June 23, 2010

The Light Of My Day












The alarm is on at 10 o’clock in the morning. I open my eyes for a moment and think to myself if I should sleep for a bit longer. But I can’t. Because I don’t feel like it. Because I just can’t.I wake up and look in the mirror. I can’t see myself. I don’t want to look at myself. And so I’m off to have a shower and stay there for half an hour dreaming with my eyes wide open what has already been dreamed yesterday. I get dressed in a hurry not knowing the reason behind all this madness. And I leave the house. I look in the sky and see stars. Invisible and sleepy stars. I hang around in the narrow streets and think of my shopping list.
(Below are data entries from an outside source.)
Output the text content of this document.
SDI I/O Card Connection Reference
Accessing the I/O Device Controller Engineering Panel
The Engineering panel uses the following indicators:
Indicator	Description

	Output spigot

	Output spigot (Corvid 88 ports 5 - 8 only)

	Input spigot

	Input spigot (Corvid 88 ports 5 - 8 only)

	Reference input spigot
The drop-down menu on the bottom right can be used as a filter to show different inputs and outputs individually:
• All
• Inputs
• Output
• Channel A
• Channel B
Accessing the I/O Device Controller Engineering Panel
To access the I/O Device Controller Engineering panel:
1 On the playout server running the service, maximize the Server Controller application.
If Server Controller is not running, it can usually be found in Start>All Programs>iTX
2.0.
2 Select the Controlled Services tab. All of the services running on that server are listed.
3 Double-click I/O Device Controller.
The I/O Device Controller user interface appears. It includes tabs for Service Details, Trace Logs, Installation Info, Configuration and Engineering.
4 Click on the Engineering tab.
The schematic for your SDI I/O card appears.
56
I want everything. Why not? There’s no reason why I can’t have what I want. Or maybe there is, but it’s me who doesn’t want to accept it. I want nothing... People pass me by. They all have lively eyes. All filled with hope for being alive for one more day. Except me. I’m the only one with despair in mine. I don’t know where to go. Because I’m alone. I’m so lost in my own home. I don’t know what I’m doing. I don’t have the slightest idea of what I’m saying either as nothing makes sense anymore. Nothing is worth of my time to look at when you're not around. Simply because nothing compares to you. To your unconditional love you’ve got for me. I need you. I need you to wake me up everyday with your sweet kisses... exclusively for me. And only so I have the notion of where to go, what I want.